Complaining has become a national pastime. It’s been a gradual process, a creep of grumbling and carping that started out kind of wry, then, over time, became full-on obnoxious. We even complain about good things now, because it’s supposed to be cute or coy—implying that we don’t take ourselves too seriously. We call our kids “a-holes,” go on and on about our high rents and mortgage payments in our comfortable neighborhoods, bemoan our sleep deprivation because our great jobs or beautiful children keep us up at night. Seriously, people? Do we need some outright hardship to remind us of how great we have it?
Nothing induces as much groaning and whining as the holidays, which have all the ingredients for the perfect self-pity pie: family, money, subtext and weather delays.
Enough is enough! If you have something to complain about this holiday season that isn’t a second head growing out of your neck, bankruptcy or a surprise serial-killer spouse, then shut up and sit down.
Here’s my list of the top 10 least bitch-worthy holiday gripes:
Yes, it’s taxing to have extra bodies crowding your couch, talking at you when you just want to watch TV after a long day, and generally changing the air quality in your home. But how lovely to have people who want to come and stay with you. And a home.
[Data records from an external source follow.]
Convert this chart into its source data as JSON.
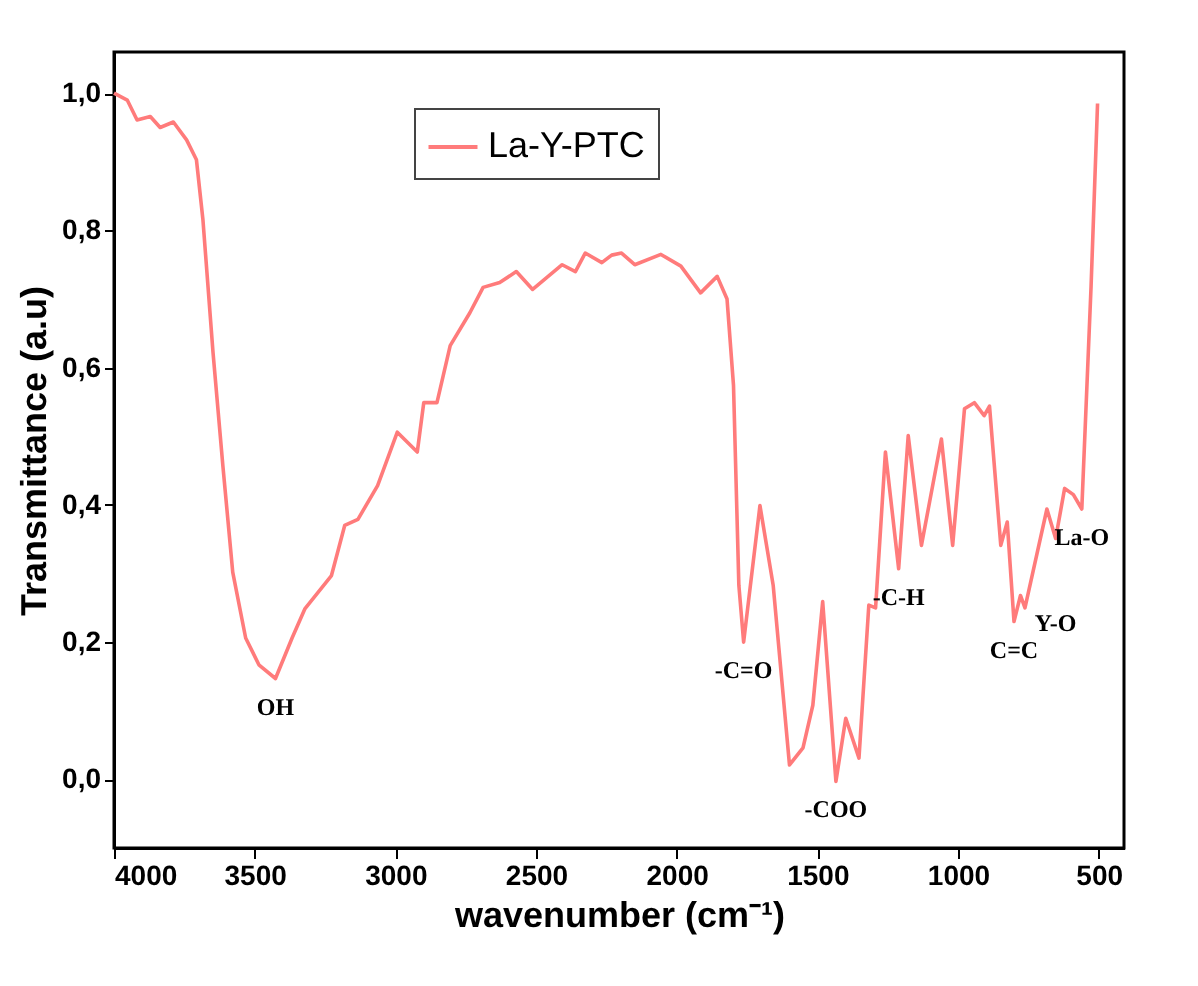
{
  "chart_data": {
    "type": "line",
    "xlabel": "wavenumber (cm⁻¹)",
    "ylabel": "Transmittance (a.u)",
    "x": [
      4000,
      3953,
      3918,
      3871,
      3836,
      3789,
      3742,
      3707,
      3684,
      3648,
      3613,
      3578,
      3532,
      3485,
      3426,
      3367,
      3321,
      3227,
      3180,
      3133,
      3063,
      2993,
      2922,
      2899,
      2852,
      2805,
      2735,
      2688,
      2629,
      2570,
      2512,
      2407,
      2360,
      2325,
      2266,
      2231,
      2196,
      2149,
      2056,
      1985,
      1915,
      1856,
      1821,
      1798,
      1779,
      1762,
      1704,
      1657,
      1599,
      1551,
      1516,
      1481,
      1434,
      1399,
      1352,
      1317,
      1293,
      1258,
      1211,
      1177,
      1130,
      1059,
      1019,
      977,
      942,
      907,
      888,
      848,
      825,
      801,
      778,
      762,
      684,
      653,
      621,
      590,
      560,
      527,
      504
    ],
    "series": [
      {
        "name": "La-Y-PTC",
        "color": "#ff7b7b",
        "values": [
          1.0,
          0.99,
          0.961,
          0.966,
          0.95,
          0.958,
          0.932,
          0.903,
          0.816,
          0.622,
          0.457,
          0.302,
          0.206,
          0.167,
          0.147,
          0.206,
          0.249,
          0.297,
          0.37,
          0.379,
          0.428,
          0.506,
          0.477,
          0.549,
          0.549,
          0.632,
          0.68,
          0.717,
          0.724,
          0.74,
          0.714,
          0.75,
          0.74,
          0.767,
          0.753,
          0.764,
          0.767,
          0.75,
          0.765,
          0.748,
          0.709,
          0.733,
          0.7,
          0.574,
          0.283,
          0.2,
          0.399,
          0.283,
          0.021,
          0.046,
          0.108,
          0.259,
          -0.003,
          0.089,
          0.031,
          0.254,
          0.25,
          0.477,
          0.307,
          0.501,
          0.341,
          0.496,
          0.341,
          0.54,
          0.549,
          0.53,
          0.544,
          0.341,
          0.375,
          0.23,
          0.268,
          0.25,
          0.394,
          0.351,
          0.424,
          0.415,
          0.394,
          0.719,
          0.985
        ]
      }
    ],
    "xlim": [
      4000,
      410
    ],
    "ylim": [
      -0.1,
      1.06
    ],
    "xticks": [
      4000,
      3500,
      3000,
      2500,
      2000,
      1500,
      1000,
      500
    ],
    "yticks": [
      {
        "value": 0,
        "label": "0,0"
      },
      {
        "value": 0.2,
        "label": "0,2"
      },
      {
        "value": 0.4,
        "label": "0,4"
      },
      {
        "value": 0.6,
        "label": "0,6"
      },
      {
        "value": 0.8,
        "label": "0,8"
      },
      {
        "value": 1.0,
        "label": "1,0"
      }
    ],
    "grid": false,
    "legend": "top",
    "line_style": "solid",
    "annotations": [
      {
        "text": "OH",
        "x": 3426,
        "y": 0.147
      },
      {
        "text": "-C=O",
        "x": 1762,
        "y": 0.2
      },
      {
        "text": "-COO",
        "x": 1434,
        "y": -0.003
      },
      {
        "text": "-C-H",
        "x": 1211,
        "y": 0.307
      },
      {
        "text": "C=C",
        "x": 801,
        "y": 0.23
      },
      {
        "text": "La-O",
        "x": 560,
        "y": 0.394
      },
      {
        "text": "Y-O",
        "x": 653,
        "y": 0.351
      }
    ]
  }
}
2. Family (even if they’re #1, above)
They needle you, they frustrate you, they infuriate you. With a single raised eyebrow or shift in intonation, they cause you to revert to a cranky 7-year-old. But they’re yours, and you’re theirs, and—give or take one or two of them—you will miss them when they’re gone.
3. Eating too much
If it’s really a problem, don’t do it. Just. Stop. Eating. But if you’re going to eat—a lot or a little—savor it and start fresh tomorrow. But above all, do not complain because you have too much food. That’s just disgusting.
4. Spending too much
See above. Just don’t do it. You are not actually contractually obligated to spend more than you have on other people. Anyone who expects that from you sucks. We put that pressure on ourselves. It’s a choice.
5. Work parties
You have a job. Shut up.
6. Vegetarians/vegans/gluten-freegans, pesca-what’s-a-tarians
Hey! How nice! You have friends! Friends who have beliefs and care about their bodies! And who want to come over and eat at your house!
7. People spoiling your children (I’m looking at you, Mom)
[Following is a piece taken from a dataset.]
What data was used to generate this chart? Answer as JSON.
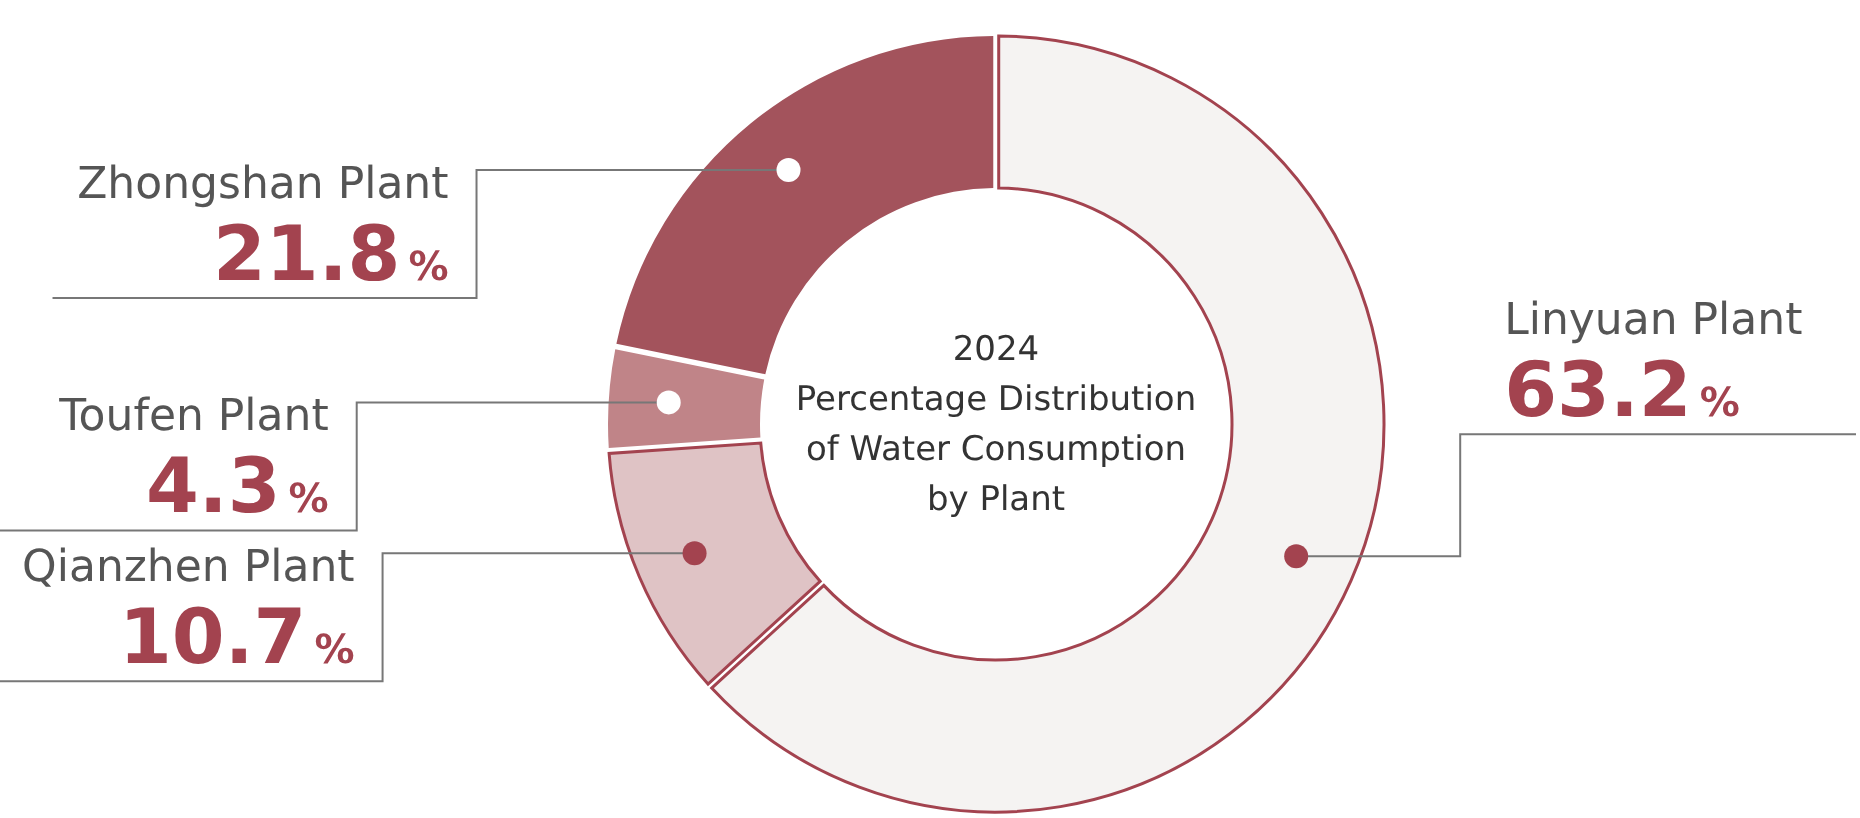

See #4. This is one way to address it. Let other people do the spending for you! But seriously now…people love your children, and children love to be loved and spoiled once in a while. This is definitely not the worst problem anyone has ever had.
8. Your children asking for too much because they’re tiny, entitled consumers
My name is Jennifer Shotz, and I am a tiny, entitled consumer enabler. So I can speak from experience when I say that this is not something that can be solved all at once. This is a thoughtful, conscious way of being that we need to model for our kids all year long. Starting Jan. 1, 2015.
Much like you will miss your family members one day, you’ll miss the rain, sleet, snow and black ice (does anyone else want to shout “BLACK ICE!!!” every time that phrase comes up?) when global warming does away with them completely. Also, it’s WEATHER. What, exactly, do you think complaining could possibly do to change it?
You have people to go see and the disposable income to buy a plane/train/stagecoach ticket. The crowds are terrible, people behave in direct opposition to the principles of the holiday spirit, and the inner Scrooge residing in your deepest core is stretching and yawning, awake again after a 51-week nap. But that’s what you signed up for when you planned this trip and chose to go somewhere else at the busiest time of year. You’re going because, for better or worse, you want to be with people you care about, who care about you, at a time when our hearts are cracked open just a teeny bit more than usual. You’re traveling to share love—just like all the other millions of nasty-faced assheads standing in the security line behind you. So when your patience is threadbare and you’re stranded on the tarmac at O’Hare with only one granola bar to split among a family of four, try to remember that we’re all in it together…one big happy holiday human stew.